The order of palpation is directed by previous information, based on the site of pain and tenderness, and abnormalities picked up on observation, percussion and gentle superficial palpation; particularly the presence of masses and hernias. It is common, after superficial palpation, to start by examining for the liver and spleen in the right and left hypochondria, then the kidneys in each flank, as described for the specific organs below. One danger is to concentrate on the four quadrants and miss midline structures such as an abdominal aortic aneurysm.

 

A possible order for routine examination is from the right to the left hypochondrium, across the epigastrium, assessing the liver, the pancreas and celiac regions, the spleen and renal masses. Pass downwards to the umbilicus to detect the presence of an aortic aneurysm or periaortic masses, and lesions of the transverse colon and stomach. Pass downwards into the suprapubic region, considering bladder, ovarian, uterine and small bowel masses, and then into each iliac fossa, with the cecum and appendix to the right and the sigmoid colon on the left (figure 30a–c).

Leave the lumbar regions until last. They are examined bimanually, your left hand is slid behind the region and the hands pressed together to assess structures between, such as kidneys and the ascending and descending colon (see below).

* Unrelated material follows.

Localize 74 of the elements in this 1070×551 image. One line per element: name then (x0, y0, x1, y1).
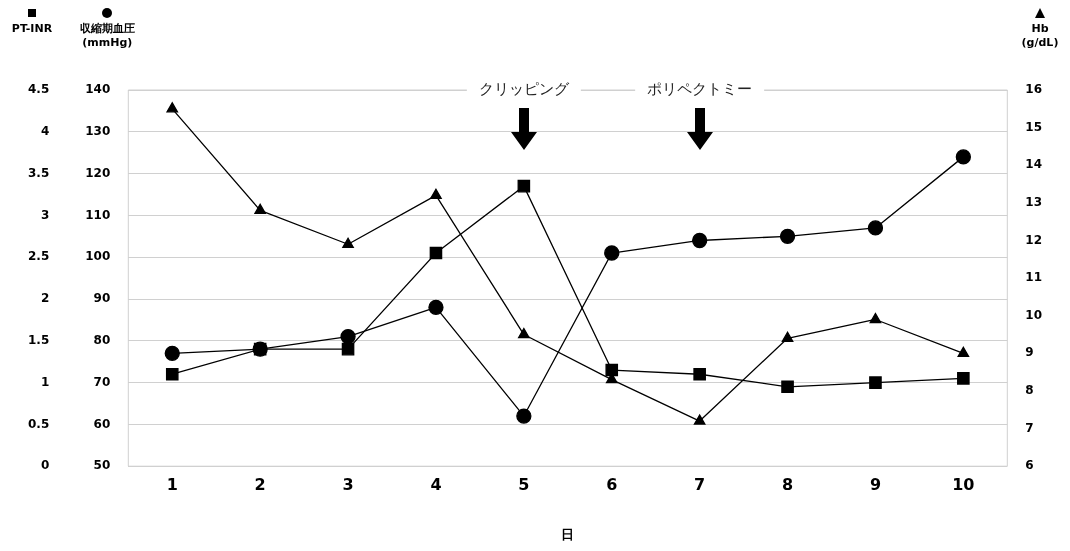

The site gives a strong indication of the underlying anatomy. Define the borders of a structure and whether its surface is smooth, whether it is possible to feel above, below and all around it, and whether it can be moved or moves with respiration. It may be possible to move separate masses, such as omental metastases, or decide whether a mass is within the omentum, such as a large omental cyst, or a retroperitoneal structure fixed to the posterior abdominal wall, such as a pancreatic cyst.

Abdominal masses may become more or less prominent when tensing the abdominal wall. Prominence is accentuated when a mass is superficial to the abdominal muscles, either as part of the wall or a protrusion through it, such as a hernia. The abdominal wall is tensed by coughing, or asking the subject to raise their head and shoulders off the bed without using an elbow.

When a lot of ascites is present, structures float and it is possible to bounce large structures, such as a liver or spleen, feeling them hit the posterior abdominal wall or the anterior abdominal wall on rebound: this maneuver is known as balloting.

Vibration of fluid (fluid thrill) may also be produced by tapping one side of the abdomen and feeling the other. The patient or an observer places the side of a hand along the midline to prevent vibration of the anterior abdominal wall and consequent misinterpretation (figure 31).